Пораженные непривычным блеском,
Как если б имманентное в той тени поднялось
Бесы с конечностями искривленными и вырезанными обличиями звериными,
Суфлеры – эльфы, сморщенные гоблины иль малая феерия,
И гении значительнее, но нищи и бездушны
Существа падшие, что утратили свою небесную часть,
И божества заблудшие, попавшиеся в прах Времени.
Воли невежественные и опасные, но силой оснащенные,
Полу – животное, полу – божественно настроение их, их форма.
Из этой серости, среды неясной
Их шепот проникает, давление невнятное,
И просыпается в уме, как эхо мыслей или слов,
К своему жалу импульса, санкцию сердца привлекают,
В Природе этой малой, творят свою работу
И наполняют эти силы и творения тревогой.

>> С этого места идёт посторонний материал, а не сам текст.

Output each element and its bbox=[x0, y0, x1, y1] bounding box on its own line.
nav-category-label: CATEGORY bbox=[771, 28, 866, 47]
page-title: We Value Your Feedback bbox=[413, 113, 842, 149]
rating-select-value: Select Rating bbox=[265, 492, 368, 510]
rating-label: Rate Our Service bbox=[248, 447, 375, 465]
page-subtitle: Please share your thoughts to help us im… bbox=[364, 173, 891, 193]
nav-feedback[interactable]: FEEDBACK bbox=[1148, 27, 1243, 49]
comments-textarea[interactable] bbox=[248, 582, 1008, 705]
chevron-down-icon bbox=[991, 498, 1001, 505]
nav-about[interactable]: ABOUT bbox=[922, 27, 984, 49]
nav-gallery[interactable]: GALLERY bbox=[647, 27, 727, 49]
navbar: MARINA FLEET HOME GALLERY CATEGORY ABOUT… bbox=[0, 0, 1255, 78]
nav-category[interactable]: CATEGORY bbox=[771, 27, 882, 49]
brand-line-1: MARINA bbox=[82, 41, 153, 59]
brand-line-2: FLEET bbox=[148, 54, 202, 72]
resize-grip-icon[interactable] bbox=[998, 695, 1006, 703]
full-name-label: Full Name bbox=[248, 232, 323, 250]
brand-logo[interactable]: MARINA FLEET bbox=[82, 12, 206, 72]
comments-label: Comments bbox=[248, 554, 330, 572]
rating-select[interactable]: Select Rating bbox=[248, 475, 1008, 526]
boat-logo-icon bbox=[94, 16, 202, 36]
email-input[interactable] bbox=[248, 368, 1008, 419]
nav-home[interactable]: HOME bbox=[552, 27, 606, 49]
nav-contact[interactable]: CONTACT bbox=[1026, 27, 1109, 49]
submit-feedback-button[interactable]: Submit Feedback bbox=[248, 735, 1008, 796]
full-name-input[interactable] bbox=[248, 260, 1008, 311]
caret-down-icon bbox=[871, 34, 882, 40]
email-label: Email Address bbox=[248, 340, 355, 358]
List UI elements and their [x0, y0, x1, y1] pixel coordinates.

Ее семя радости они клянут плодом горя,
Извлекают с дыханием ошибки, свой, едва тлеющий свет
Ее поверхностные истины обращают к концам фальшивым,
Мелких эмоций шпоры, или водительство страстей
К бездне, или сквозь болото и трясину:
Или подстрекают с вожделением, иссушающим уколом,
Когда подталкивают на извилистый путь, ведущий в никуда
Повозку Жизни, ищущую выход из невежества.

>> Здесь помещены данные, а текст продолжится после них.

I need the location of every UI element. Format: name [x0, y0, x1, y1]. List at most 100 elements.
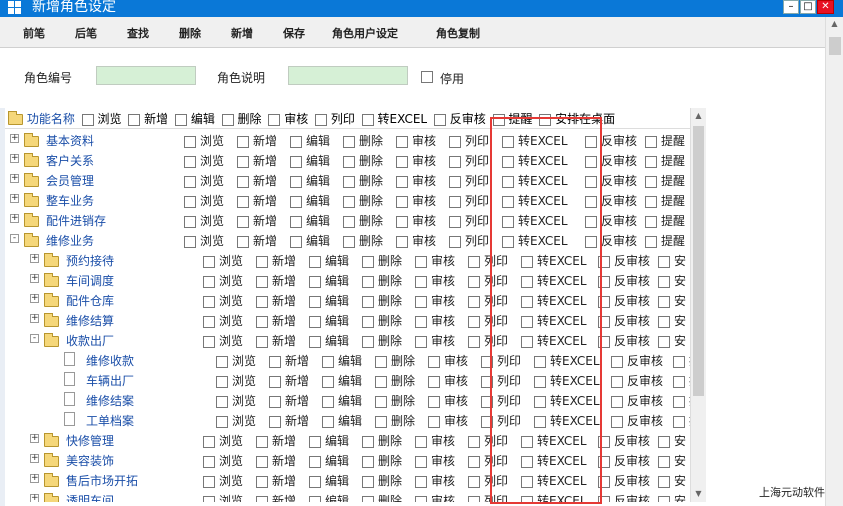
tree-node-label[interactable]: 车辆出厂	[86, 372, 134, 389]
permission-checkbox[interactable]	[290, 155, 302, 168]
permission-checkbox[interactable]	[343, 215, 355, 228]
permission-checkbox[interactable]	[396, 235, 408, 248]
expand-icon[interactable]: +	[30, 494, 39, 502]
tree-node-label[interactable]: 车间调度	[66, 272, 114, 289]
permission-checkbox[interactable]	[362, 435, 374, 448]
expand-icon[interactable]: +	[30, 454, 39, 463]
header-checkbox-4[interactable]	[268, 113, 281, 126]
permission-checkbox[interactable]	[611, 415, 623, 428]
permission-checkbox[interactable]	[673, 415, 685, 428]
tree-node-label[interactable]: 维修结算	[66, 312, 114, 329]
permission-checkbox[interactable]	[521, 455, 533, 468]
permission-checkbox[interactable]	[256, 495, 268, 502]
tree-node-label[interactable]: 售后市场开拓	[66, 472, 138, 489]
permission-checkbox[interactable]	[256, 295, 268, 308]
tree-scrollbar[interactable]: ▲ ▼	[690, 108, 706, 502]
permission-checkbox[interactable]	[673, 395, 685, 408]
permission-checkbox[interactable]	[449, 235, 461, 248]
permission-checkbox[interactable]	[396, 195, 408, 208]
permission-checkbox[interactable]	[415, 275, 427, 288]
permission-checkbox[interactable]	[585, 135, 597, 148]
permission-checkbox[interactable]	[534, 395, 546, 408]
permission-checkbox[interactable]	[343, 235, 355, 248]
permission-checkbox[interactable]	[203, 295, 215, 308]
permission-checkbox[interactable]	[237, 235, 249, 248]
permission-checkbox[interactable]	[502, 215, 514, 228]
tree-node-label[interactable]: 基本资料	[46, 132, 94, 149]
permission-checkbox[interactable]	[585, 215, 597, 228]
expand-icon[interactable]: +	[10, 194, 19, 203]
expand-icon[interactable]: +	[30, 254, 39, 263]
permission-checkbox[interactable]	[521, 315, 533, 328]
permission-checkbox[interactable]	[415, 255, 427, 268]
permission-checkbox[interactable]	[468, 335, 480, 348]
permission-checkbox[interactable]	[585, 155, 597, 168]
permission-checkbox[interactable]	[658, 295, 670, 308]
permission-checkbox[interactable]	[237, 195, 249, 208]
permission-checkbox[interactable]	[343, 155, 355, 168]
permission-checkbox[interactable]	[322, 415, 334, 428]
permission-checkbox[interactable]	[216, 355, 228, 368]
permission-checkbox[interactable]	[534, 415, 546, 428]
permission-checkbox[interactable]	[534, 355, 546, 368]
header-checkbox-7[interactable]	[433, 113, 446, 126]
permission-checkbox[interactable]	[521, 295, 533, 308]
permission-checkbox[interactable]	[203, 455, 215, 468]
permission-checkbox[interactable]	[521, 495, 533, 502]
permission-checkbox[interactable]	[269, 395, 281, 408]
permission-checkbox[interactable]	[585, 175, 597, 188]
tree-node-label[interactable]: 快修管理	[66, 432, 114, 449]
permission-checkbox[interactable]	[237, 175, 249, 188]
next-record-button[interactable]: 后笔	[75, 25, 97, 41]
permission-checkbox[interactable]	[256, 475, 268, 488]
permission-checkbox[interactable]	[468, 455, 480, 468]
permission-checkbox[interactable]	[521, 275, 533, 288]
permission-checkbox[interactable]	[585, 195, 597, 208]
permission-checkbox[interactable]	[468, 435, 480, 448]
permission-checkbox[interactable]	[521, 475, 533, 488]
save-button[interactable]: 保存	[283, 25, 305, 41]
permission-checkbox[interactable]	[658, 255, 670, 268]
permission-checkbox[interactable]	[673, 355, 685, 368]
tree-node-label[interactable]: 预约接待	[66, 252, 114, 269]
permission-checkbox[interactable]	[428, 395, 440, 408]
tree-node-label[interactable]: 会员管理	[46, 172, 94, 189]
expand-icon[interactable]: +	[10, 134, 19, 143]
permission-checkbox[interactable]	[322, 395, 334, 408]
tree-node-label[interactable]: 配件进销存	[46, 212, 106, 229]
permission-checkbox[interactable]	[449, 175, 461, 188]
tree-node-label[interactable]: 美容装饰	[66, 452, 114, 469]
permission-checkbox[interactable]	[309, 295, 321, 308]
header-checkbox-1[interactable]	[128, 113, 141, 126]
permission-checkbox[interactable]	[428, 415, 440, 428]
permission-checkbox[interactable]	[521, 335, 533, 348]
scroll-up-icon[interactable]: ▲	[691, 108, 706, 124]
permission-checkbox[interactable]	[415, 495, 427, 502]
permission-checkbox[interactable]	[449, 215, 461, 228]
permission-checkbox[interactable]	[598, 275, 610, 288]
permission-checkbox[interactable]	[375, 415, 387, 428]
permission-checkbox[interactable]	[598, 315, 610, 328]
permission-checkbox[interactable]	[673, 375, 685, 388]
permission-checkbox[interactable]	[658, 435, 670, 448]
permission-checkbox[interactable]	[216, 395, 228, 408]
permission-checkbox[interactable]	[216, 415, 228, 428]
permission-checkbox[interactable]	[203, 255, 215, 268]
permission-checkbox[interactable]	[343, 195, 355, 208]
permission-checkbox[interactable]	[598, 475, 610, 488]
permission-checkbox[interactable]	[611, 395, 623, 408]
permission-checkbox[interactable]	[428, 355, 440, 368]
header-checkbox-5[interactable]	[315, 113, 328, 126]
permission-checkbox[interactable]	[645, 175, 657, 188]
permission-checkbox[interactable]	[269, 415, 281, 428]
permission-checkbox[interactable]	[502, 195, 514, 208]
permission-checkbox[interactable]	[203, 275, 215, 288]
tree-node-label[interactable]: 收款出厂	[66, 332, 114, 349]
permission-checkbox[interactable]	[449, 155, 461, 168]
permission-checkbox[interactable]	[362, 455, 374, 468]
minimize-icon[interactable]: –	[783, 0, 799, 14]
role-code-input[interactable]	[96, 66, 196, 85]
collapse-icon[interactable]: -	[30, 334, 39, 343]
collapse-icon[interactable]: -	[10, 234, 19, 243]
permission-checkbox[interactable]	[362, 335, 374, 348]
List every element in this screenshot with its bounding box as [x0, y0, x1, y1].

Соревнование меж добром и злом – вот их закон;
Заманивая к неудаче, бессмысленным успехом соблазняя,
Они искажают все модели, и жульничают со всеми мерами вещей,
Делают знание ядом, достоинство – тупым шаблоном
И ведут бесконечные циклы желания
Сквозь видимость печального или счастливого случая
К неизбежной фатальности.

Там все было разыграно под их влиянием.
Но их императив и роль не одиноки там:
Везде где есть беспринципные жизни и бездушные умы
В малой, телесной самости есть эти все значения,
И где бы ни отсутствовали любовь, свет и величие,
Лукавые эти портные брались за свою задачу.

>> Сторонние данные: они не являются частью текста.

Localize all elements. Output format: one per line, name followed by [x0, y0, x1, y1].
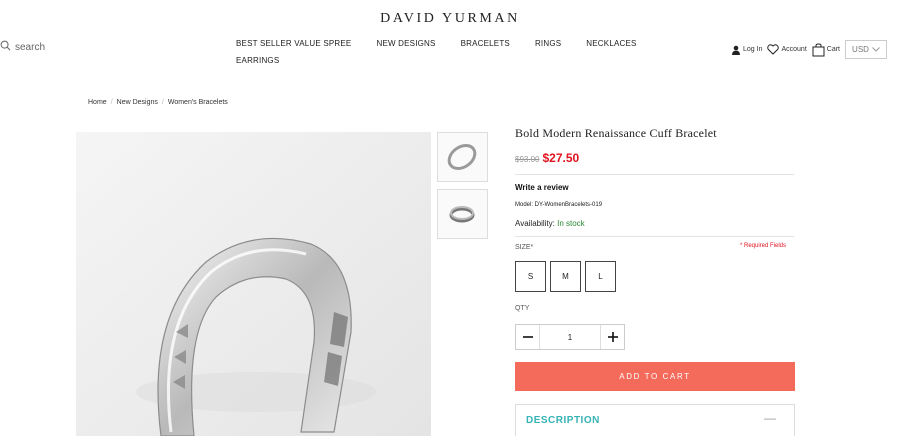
nav-item-necklaces[interactable]: NECKLACES: [586, 40, 636, 48]
main-nav: BEST SELLER VALUE SPREE NEW DESIGNS BRAC…: [236, 40, 666, 65]
size-option-m[interactable]: M: [550, 261, 581, 292]
divider: [515, 236, 794, 237]
breadcrumb-separator: /: [110, 99, 113, 106]
currency-value: USD: [852, 45, 869, 54]
description-label: DESCRIPTION: [526, 415, 600, 426]
model-number: Model: DY-WomenBracelets-019: [515, 202, 603, 208]
collapse-icon[interactable]: —: [764, 411, 776, 425]
quantity-label: QTY: [515, 305, 530, 312]
account-label: Account: [781, 46, 807, 53]
nav-item-earrings[interactable]: EARRINGS: [236, 57, 279, 65]
nav-item-bracelets[interactable]: BRACELETS: [461, 40, 510, 48]
decrease-quantity-button[interactable]: [516, 325, 540, 349]
sale-price: $27.50: [542, 151, 580, 165]
search-icon: [0, 40, 11, 54]
plus-icon: [607, 332, 618, 342]
product-title: Bold Modern Renaissance Cuff Bracelet: [515, 126, 717, 140]
breadcrumb-new-designs[interactable]: New Designs: [117, 99, 158, 106]
login-link[interactable]: Log In: [731, 45, 762, 55]
quantity-stepper: 1: [515, 324, 625, 350]
bag-icon: [812, 42, 825, 57]
product-thumbnail[interactable]: [437, 132, 488, 182]
breadcrumb-womens-bracelets[interactable]: Women's Bracelets: [168, 99, 228, 106]
description-accordion[interactable]: DESCRIPTION —: [515, 404, 795, 436]
user-icon: [731, 45, 741, 55]
nav-item-new-designs[interactable]: NEW DESIGNS: [376, 40, 435, 48]
heart-icon: [767, 44, 780, 55]
account-link[interactable]: Account: [767, 44, 807, 55]
availability-value: In stock: [557, 219, 585, 228]
product-main-image[interactable]: [76, 132, 431, 436]
size-option-s[interactable]: S: [515, 261, 546, 292]
chevron-down-icon: [872, 47, 880, 52]
search-label: search: [15, 41, 46, 53]
price-block: $93.00 $27.50: [515, 151, 579, 165]
breadcrumb-home[interactable]: Home: [88, 99, 107, 106]
add-to-cart-button[interactable]: ADD TO CART: [515, 362, 795, 391]
size-option-l[interactable]: L: [585, 261, 616, 292]
brand-logo[interactable]: DAVID YURMAN: [0, 11, 900, 27]
availability-label: Availability:: [515, 219, 555, 228]
size-label: SIZE*: [515, 244, 534, 251]
quantity-input[interactable]: 1: [540, 333, 600, 342]
breadcrumb: Home / New Designs / Women's Bracelets: [88, 99, 228, 106]
minus-icon: [522, 336, 533, 338]
nav-item-rings[interactable]: RINGS: [535, 40, 561, 48]
cart-label: Cart: [826, 46, 840, 53]
availability: Availability: In stock: [515, 219, 585, 228]
currency-select[interactable]: USD: [845, 40, 887, 59]
login-label: Log In: [743, 46, 763, 53]
increase-quantity-button[interactable]: [600, 325, 624, 349]
product-thumbnail[interactable]: [437, 189, 488, 239]
divider: [515, 174, 794, 175]
cart-link[interactable]: Cart: [812, 42, 840, 57]
nav-item-best-seller[interactable]: BEST SELLER VALUE SPREE: [236, 40, 351, 48]
size-options: S M L: [515, 261, 616, 292]
search-box[interactable]: search: [0, 40, 45, 54]
required-fields-note: * Required Fields: [740, 243, 787, 249]
old-price: $93.00: [515, 155, 540, 164]
breadcrumb-separator: /: [161, 99, 164, 106]
write-review-link[interactable]: Write a review: [515, 183, 569, 192]
account-bar: Log In Account Cart USD: [731, 40, 887, 59]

Свое влияние простирают ко всем полусознательным мирам.
Здесь также эти божества руководят сердцами человеческими,
Природы нашей сумеречный свет – есть их обитель потаенная:
Невежественное сердце примитивное, здесь тоже подчиняется
Внушениям завуалированным скрытого Ума,
Что преследует знание наше со светом заблуждения,
И становится между нами и спасительной Истиной.
И разговаривает с нами голосами Ночи:
Наши темные жизни к большей тьме продвигаются;
Исследования наши прислушиваются к бедственным надеждам.
Возведена структура невидящей мысли,
И здравый смысл использовался неразумной Силой.
Эта земля учитель наш и нянька не единственная;
Могущества миров всех здесь доступны.
И в своих собственных полях, следуют колесу закона
Лелеют безопасность избранного типа;
На земле, извлеченные из своих неизменных орбит,
Их закон сохраняется, теряя застывшую форму вещей.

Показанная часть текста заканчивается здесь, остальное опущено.